Я сказал очень решительно:
– Я помню каждый день, как если бы это было вчера. Тогдашние разговоры еще звучат в моих ушах, и я могу передать их, не исказив смысл.
Он сказал:
– Ученые еще спорят: не попадают ли наши кости вместе с заключенным в них костным мозгом{6} десять раз на кучу отбросов, прежде чем туда же – зримым для каждого образом – попадем мы.
Я ответил ему:
– Есть люди, которые проводят десятки лет за стенами каторжной тюрьмы. И общественность утверждает, что совершенные ими преступления, в которых уже ничего нельзя изменить – то есть будто бы неизбывная вина этих несчастных, – оправдывают столь жестокое обращение с ними.
Он сказал:
– Общественность не ведает, что творит. По истечении десяти лет тот, кто подвергается наказанию, уже не идентичен преступнику.
Это высказывание, хотя мои прежние реплики ему противоречили, показалось мне настолько исполненным правды, что я почувствовал себя больно задетым. Я с грустью подверг проверке собственное мнение и решил, что мы с моим собеседником хоть и пришли к согласию, но – двигаясь разными путями.

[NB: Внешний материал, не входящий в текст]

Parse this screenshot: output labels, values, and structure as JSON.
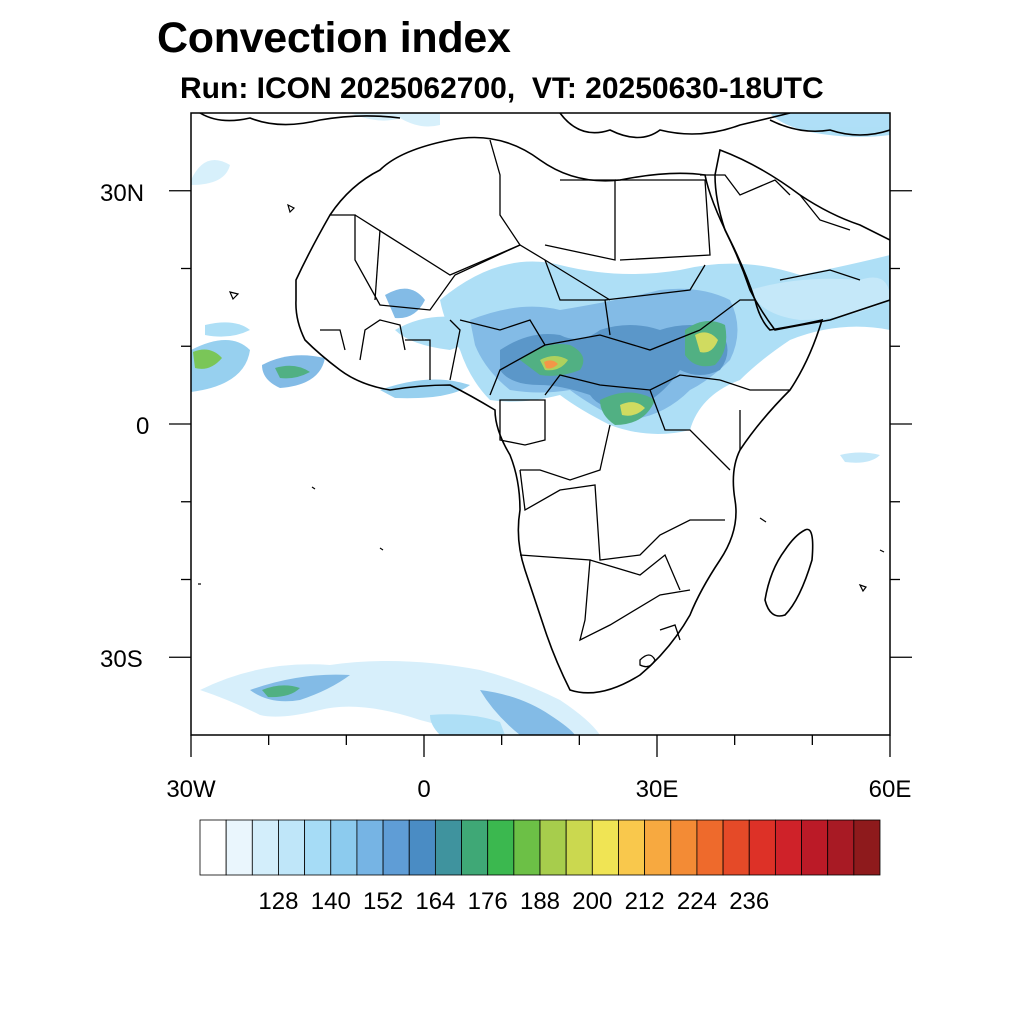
{
  "title": "Convection index",
  "subtitle": "Run: ICON 2025062700,  VT: 20250630-18UTC",
  "map": {
    "lat_labels": [
      "30N",
      "0",
      "30S"
    ],
    "lon_labels": [
      "30W",
      "0",
      "30E",
      "60E"
    ],
    "lat_values": [
      30,
      0,
      -30
    ],
    "lon_values": [
      -30,
      0,
      30,
      60
    ],
    "extent": {
      "lon_min": -30,
      "lon_max": 60,
      "lat_min": -40,
      "lat_max": 40
    },
    "land_outline_color": "#000000",
    "ocean_color": "#ffffff"
  },
  "colorbar": {
    "labels": [
      "128",
      "140",
      "152",
      "164",
      "176",
      "188",
      "200",
      "212",
      "224",
      "236"
    ],
    "colors": [
      "#ffffff",
      "#eaf6fd",
      "#d3eefb",
      "#bfe6f9",
      "#a6dcf6",
      "#8ccbee",
      "#76b4e4",
      "#5f9dd6",
      "#4a8cc4",
      "#3f939e",
      "#3fa876",
      "#3bb84f",
      "#6cc046",
      "#a7cd4c",
      "#cbd84f",
      "#f0e454",
      "#f9c84c",
      "#f7a940",
      "#f38b35",
      "#ee6a2c",
      "#e54a28",
      "#dd3127",
      "#cf2229",
      "#bb1a27",
      "#a81a24",
      "#8e1a1c"
    ]
  }
}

Я сказал:
– В большинстве случаев такая идентичность исчезает уже через час.
– Неприменимая и опасная теория утописта, желающего переделать весь мир! – вспылил он.

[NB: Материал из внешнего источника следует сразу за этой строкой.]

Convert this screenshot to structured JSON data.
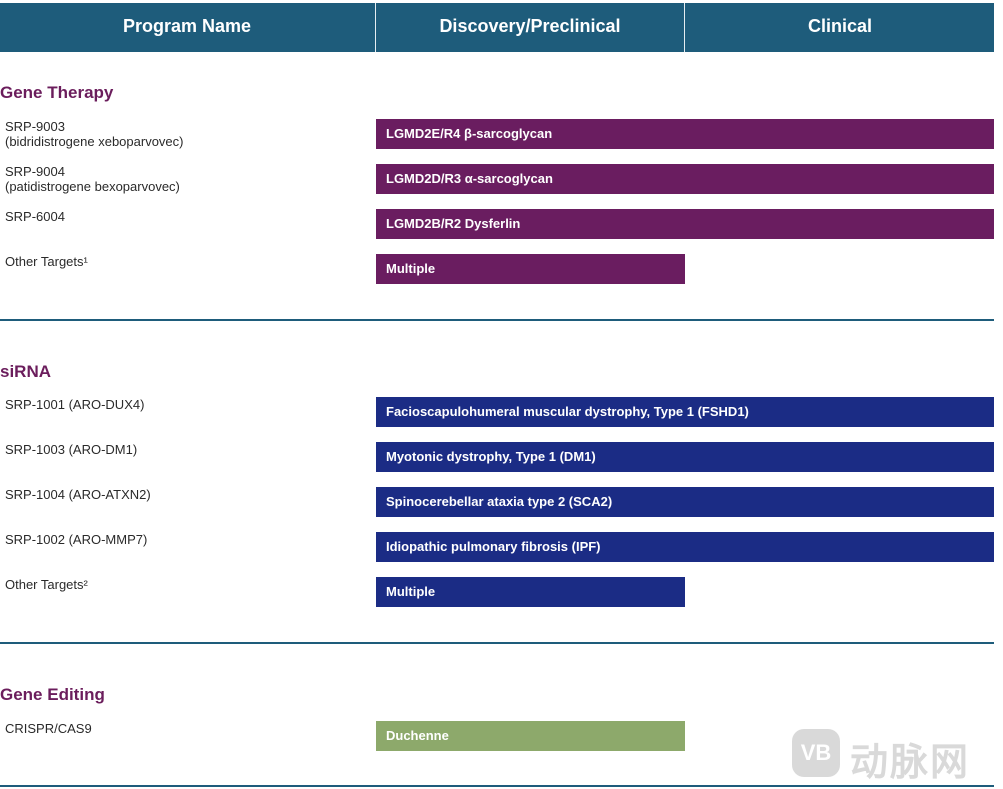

Я принял к сведению этот упрек, вспомнил о собственной, уже почти истекшей жизни, но мне по-прежнему хотелось снискать его одобрение. Вслух я сказал:
– Наши кости, будучи погребенными в земле, не разлагаются и за тридцать лет.
Он искоса глянул мне в лицо и заметил:
– У вас неустойчивые мысли. Надо бы запретить обсуждать вопросы, о которых мы говорим сейчас. Это делает людей неспокойными. Никто не хочет защищать такое положение дел, когда невиновный оказывается в пожизненном заточении. Никому не доставит удовольствия мысль, что его могильный покой нарушат, пока он еще будет лежать в могиле. Однако и то и другое в порядке вещей. Любопытство – наш враг. Точное знание такого рода взаимосвязей порождает дурные мысли. А у нас их и без того предостаточно. Повсюду возникают беспорядки. Разливаясь как половодье, они разрушают правящие режимы. Болезням придается чрезмерное значение. Люди разучились умирать незаметно. Они хотят судить – там, где никакого суждения в принципе быть не может. Они требуют справедливости, а им, чтобы быть счастливыми, нужно лишь отвернуться, когда под колесами оказываются несколько очередных жертв.
Я сказал:
– Это было бы ненастоящим, поверхностным счастьем.
Он засмеялся:
– Вы, как мне кажется, ведете нездоровый образ жизни. Вы заботитесь о душе. Память, которой вы поете хвалу, наверняка ваша единственная собственность. Вот вы и спасаете ее, протаскивая через все превратности своих превращений.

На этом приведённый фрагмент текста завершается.